Thursday, 17 June 2010

A Raft, is a Raft, is a Raft

We still have three Little Ringed Plover chicks surviving and the weather still looks alright for the next few days at least. Overnight moth trapping did produce one new species in the form of a Clouded Buff, a heathland species that had probably wandered down from the New Forest. It regularly flies in the daylight and the only picture I could get was in the trap as it flew off almost immediately afterwards.
The big task of the morning was trying out some raft designs, you might think there would not be much choice, but if so you had not bargained on the ingenuity of the Blashford volunteers. The object was to come up with a frame design which will support a plastic pie filled with bottles, to provide floatation and infilled with coir fibre which will act as a planting medium for a range of marginal plants. There were not quite as many designs as people but it was a close run thing, there was the "Tortilla Chip".Some favoured a less angular approach and so the "Oval" was born, although the lack of a food based name may count against this one.
There was also the simple approach a square grid, the "Battenberg".
Another circular design based on an asterisk shaped frame produced the "Pizza", seen here with the filling as well.
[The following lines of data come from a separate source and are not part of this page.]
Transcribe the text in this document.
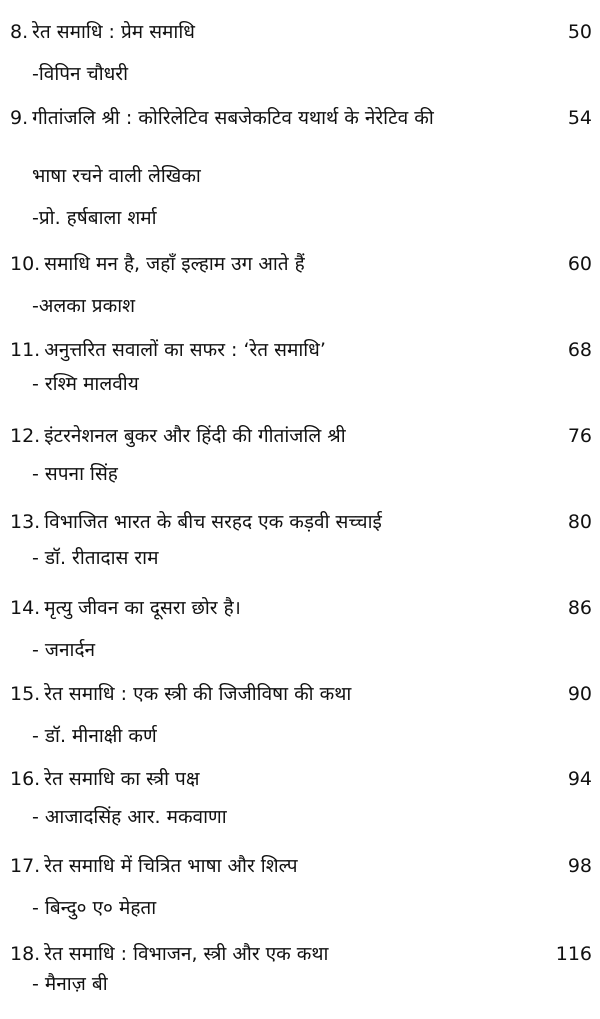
8. रेत समाधि : प्रेम समाधि	50
-विपिन चौधरी
9. गीतांजलि श्री : कोरिलेटिव सबजेकटिव यथार्थ के नेरेटिव की	54
भाषा रचने वाली लेखिका
-प्रो. हर्षबाला शर्मा
10. समाधि मन है, जहाँ इल्हाम उग आते हैं	60
-अलका प्रकाश
11. अनुत्तरित सवालों का सफर : ‘रेत समाधि’	68
- रश्मि मालवीय
12. इंटरनेशनल बुकर और हिंदी की गीतांजलि श्री	76
- सपना सिंह
13. विभाजित भारत के बीच सरहद एक कड़वी सच्चाई	80
- डॉ. रीतादास राम
14. मृत्यु जीवन का दूसरा छोर है।	86
- जनार्दन
15. रेत समाधि : एक स्त्री की जिजीविषा की कथा	90
- डॉ. मीनाक्षी कर्ण
16. रेत समाधि का स्त्री पक्ष	94
- आजादसिंह आर. मकवाणा
17. रेत समाधि में चित्रित भाषा और शिल्प	98
- बिन्दु० ए० मेहता
18. रेत समाधि : विभाजन, स्त्री और एक कथा	116
- मैनाज़ बी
Of course we had to check if the raft would actually float so we carried two completed ones to water, luckily they did.
The raft frame is made of recycled plastic lumber, made from old plastic bottles and other plastic waste collected by recycling schemes in Britain. It should be durable and rigid enough that they will not get pulled apart when anchored on a windy lake. They will be planted up with plants collected from around the shore of the lake, so we can avoid introducing any more alien plants. The project is aimed at reducing nutrients in the lake which can lead to unwanted algal blooms, the rafts should also provide nesting sites for birds like Great Crested Grebe and Coot as well as cover for fish and invertebrates.
In the afternoon we had a Dragonfly Walk, thanks to the sunshine we did pretty well, seeing ten species of dragon and damselflies. These included at least 3 Scarce Chaser, including a pair mating at the Ivy south hide. A particularly fine male Emperor dragonfly perched low down beside the path was also highlight as was the sight of the dragonflies greatest enemy in the shape of two hunting Hobbies.